Iterative vs. Recursive coding

Steven D'Aprano steve at REMOVE-THIS-cybersource.com.au
Sat Aug 21 23:32:12 EDT 2010


On Sat, 21 Aug 2010 19:09:52 -0500, John Bokma wrote:

> this means that Python should eliminate / optimize tail
> recursion.

There have been various suggestions to add tail recursion optimization to 
the language. Two problems:


* It throws away information from tracebacks if the recursive function 
fails; and 

* nobody willing to do the work is willing to champion it sufficiently to 
get it approved in the face of opposition due to the above.

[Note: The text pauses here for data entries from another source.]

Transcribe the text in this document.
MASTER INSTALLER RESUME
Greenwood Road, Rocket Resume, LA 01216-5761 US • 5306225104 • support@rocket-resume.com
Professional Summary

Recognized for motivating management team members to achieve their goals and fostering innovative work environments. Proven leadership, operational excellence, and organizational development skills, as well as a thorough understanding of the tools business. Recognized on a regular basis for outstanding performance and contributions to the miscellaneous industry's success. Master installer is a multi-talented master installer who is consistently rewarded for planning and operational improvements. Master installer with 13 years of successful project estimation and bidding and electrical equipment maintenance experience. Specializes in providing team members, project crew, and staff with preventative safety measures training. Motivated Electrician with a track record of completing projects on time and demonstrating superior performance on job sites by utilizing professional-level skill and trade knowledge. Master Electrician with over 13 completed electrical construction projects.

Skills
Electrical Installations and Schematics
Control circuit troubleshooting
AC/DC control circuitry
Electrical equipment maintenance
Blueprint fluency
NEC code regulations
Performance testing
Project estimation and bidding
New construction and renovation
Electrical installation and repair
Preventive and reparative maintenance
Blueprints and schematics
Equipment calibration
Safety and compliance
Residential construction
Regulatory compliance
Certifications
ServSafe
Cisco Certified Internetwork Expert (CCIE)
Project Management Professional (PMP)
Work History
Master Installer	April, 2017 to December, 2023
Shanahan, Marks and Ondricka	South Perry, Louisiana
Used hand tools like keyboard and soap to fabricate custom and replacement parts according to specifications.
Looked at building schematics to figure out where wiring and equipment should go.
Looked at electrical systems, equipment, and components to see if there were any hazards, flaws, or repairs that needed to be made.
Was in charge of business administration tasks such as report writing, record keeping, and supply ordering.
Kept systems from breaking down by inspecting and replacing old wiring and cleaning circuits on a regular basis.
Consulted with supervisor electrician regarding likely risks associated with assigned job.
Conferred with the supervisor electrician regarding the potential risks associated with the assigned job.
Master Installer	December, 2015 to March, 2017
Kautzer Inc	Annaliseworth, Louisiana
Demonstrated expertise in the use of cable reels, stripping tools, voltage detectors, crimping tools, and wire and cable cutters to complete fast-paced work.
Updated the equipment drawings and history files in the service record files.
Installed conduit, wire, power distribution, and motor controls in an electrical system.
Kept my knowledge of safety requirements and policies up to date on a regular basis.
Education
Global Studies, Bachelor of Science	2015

If you're like me, you're probably thinking that the traceback from an 
exception in a recursive function isn't terribly useful. Who needs to see 
something like this?

>>> recurse(10)
Traceback (most recent call last):
  File "<stdin>", line 1, in <module>
  File "<stdin>", line 3, in recurse
  File "<stdin>", line 3, in recurse
  File "<stdin>", line 3, in recurse
  File "<stdin>", line 3, in recurse
  File "<stdin>", line 3, in recurse
  File "<stdin>", line 3, in recurse
  File "<stdin>", line 3, in recurse
  File "<stdin>", line 3, in recurse
  File "<stdin>", line 3, in recurse
  File "<stdin>", line 2, in recurse
ValueError


*yawn*

Would it really matter if Python truncated the stack trace to just the 
last line? I don't think so.

But this is not the only sort of tail-call recursion, and a traceback 
like the following is useful:


>>> recurse(4)
Traceback (most recent call last):
  File "<stdin>", line 1, in <module>
  File "<stdin>", line 5, in recurse
  File "<stdin>", line 3, in f
  File "<stdin>", line 5, in recurse
  File "<stdin>", line 3, in f
  File "<stdin>", line 5, in recurse
  File "<stdin>", line 3, in f
  File "<stdin>", line 4, in recurse
  File "<stdin>", line 2, in g
ValueError


If all you saw was the last line (the call to g), debugging the exception 
would be significantly harder.

That's a real traceback, by the way, not faked, although it is a 
contrived example which I shan't bother to share. The point is not my 
specific recursive example, but that not all recursion is direct and 
therefore losing the stack traces can be a real cost.

There's more information here:

http://www.tratt.net/laurie/tech_articles/articles/tail_call_optimization


I think it says something that (so far as I know) none of the other 
Python implementations have added this optimization. Java doesn't have it 
either.

Me personally, I'd like to see either a (preferably) run-time setting or 
compile-time switch that enables/disables this optimization. Even an 
explicit decorator would be fine. And lo and behold:

http://hircus.wordpress.com/2008/06/21/python-tail-call-optimization-done-right/
http://groups.google.com/group/comp.lang.python/msg/9b047d1392f2b8ec


Add it to your bag of tricks and have fun.